Strache – FPÖ-Obmann seit 2005 – ist der längstdienende unter allen aktuellen Parteichefs. Wer sich so konstant in einer politischen Spitzenposition hält, besitzt die notwendige Machtintelligenz. Er stellt Gegner kalt; er platziert die richtigen Leute an den richtigen Stellen, wie Generalsekretär Herbert Kickl; er sitzt Affären aus. Und notfalls bleibt er geduldig weitere fünf oder zehn Jahre in Opposition – mit dem Vorteil, dort nichts beweisen zu müssen. So gesehen ist Strache sogar besser als Haider.

Weil das Nazi-Gespenst nicht mehr schreckt
Diese Rolle ist für Strache neu, aber mit etwas Übung wächst er vielleicht hinein.

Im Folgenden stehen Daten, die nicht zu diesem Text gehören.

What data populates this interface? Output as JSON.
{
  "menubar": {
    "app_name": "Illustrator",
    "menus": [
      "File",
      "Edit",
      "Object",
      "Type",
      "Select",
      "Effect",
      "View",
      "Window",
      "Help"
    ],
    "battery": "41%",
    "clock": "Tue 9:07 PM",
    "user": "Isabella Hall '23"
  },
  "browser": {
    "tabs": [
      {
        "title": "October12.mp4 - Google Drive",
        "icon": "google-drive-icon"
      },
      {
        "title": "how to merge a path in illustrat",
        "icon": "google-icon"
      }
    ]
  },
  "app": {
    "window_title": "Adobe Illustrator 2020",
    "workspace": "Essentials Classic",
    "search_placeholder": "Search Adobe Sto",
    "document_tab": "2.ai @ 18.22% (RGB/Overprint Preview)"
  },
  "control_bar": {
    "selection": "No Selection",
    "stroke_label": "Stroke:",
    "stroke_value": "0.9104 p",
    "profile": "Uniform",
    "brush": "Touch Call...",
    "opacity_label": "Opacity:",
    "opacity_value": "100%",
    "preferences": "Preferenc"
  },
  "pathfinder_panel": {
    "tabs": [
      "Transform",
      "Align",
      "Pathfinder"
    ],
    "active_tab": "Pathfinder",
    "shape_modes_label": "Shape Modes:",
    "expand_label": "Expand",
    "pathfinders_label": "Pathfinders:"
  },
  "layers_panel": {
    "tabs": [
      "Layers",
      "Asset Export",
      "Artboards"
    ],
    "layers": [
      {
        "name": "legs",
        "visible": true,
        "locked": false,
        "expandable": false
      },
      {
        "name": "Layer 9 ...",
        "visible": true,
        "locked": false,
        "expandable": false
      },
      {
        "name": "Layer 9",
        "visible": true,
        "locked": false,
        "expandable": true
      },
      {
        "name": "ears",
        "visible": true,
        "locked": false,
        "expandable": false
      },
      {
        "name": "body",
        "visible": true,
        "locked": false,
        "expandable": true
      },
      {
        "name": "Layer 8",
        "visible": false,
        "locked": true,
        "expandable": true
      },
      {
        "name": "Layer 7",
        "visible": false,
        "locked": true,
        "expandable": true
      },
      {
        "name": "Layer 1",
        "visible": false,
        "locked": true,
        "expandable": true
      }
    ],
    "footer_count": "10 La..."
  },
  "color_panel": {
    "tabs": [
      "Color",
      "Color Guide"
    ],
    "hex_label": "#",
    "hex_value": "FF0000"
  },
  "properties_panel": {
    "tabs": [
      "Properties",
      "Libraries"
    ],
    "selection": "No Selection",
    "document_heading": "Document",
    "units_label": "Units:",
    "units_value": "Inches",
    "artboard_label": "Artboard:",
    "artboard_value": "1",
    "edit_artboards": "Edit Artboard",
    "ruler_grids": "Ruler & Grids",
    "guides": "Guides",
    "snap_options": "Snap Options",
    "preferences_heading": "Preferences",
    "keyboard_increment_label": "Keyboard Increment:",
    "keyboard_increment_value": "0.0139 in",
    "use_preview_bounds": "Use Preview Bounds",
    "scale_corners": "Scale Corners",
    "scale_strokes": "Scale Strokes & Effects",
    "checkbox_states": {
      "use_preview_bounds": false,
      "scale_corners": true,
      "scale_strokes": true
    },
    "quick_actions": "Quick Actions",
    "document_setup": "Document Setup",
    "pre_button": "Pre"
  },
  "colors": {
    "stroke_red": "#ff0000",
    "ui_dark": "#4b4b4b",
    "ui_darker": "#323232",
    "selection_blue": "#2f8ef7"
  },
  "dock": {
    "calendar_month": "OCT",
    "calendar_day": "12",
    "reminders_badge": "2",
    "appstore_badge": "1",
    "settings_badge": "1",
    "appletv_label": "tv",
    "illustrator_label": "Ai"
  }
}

Jüngst warnte der FPÖ-Chef vor „radikalem Antisemitismus und Israel-Hass“. Auslöser seiner Besorgnis waren der Übergriff türkischstämmiger Burschen auf Fußballspieler von Maccabi Haifa im Salzburger Bischofshofen sowie eine Demonstration gegen die israelische Offensive im Gaza-Streifen gewesen – organisiert von der Union Europäisch Türkischer Demokraten.

Der Wiener Bürgermeister Michael Häupl hätte diesen Aufmarsch nicht genehmigen dürfen, findet Strache. „So etwas hat in Wien und in Österreich nichts verloren.“ Schließlich habe Österreich eine besondere geschichtliche Verantwortung.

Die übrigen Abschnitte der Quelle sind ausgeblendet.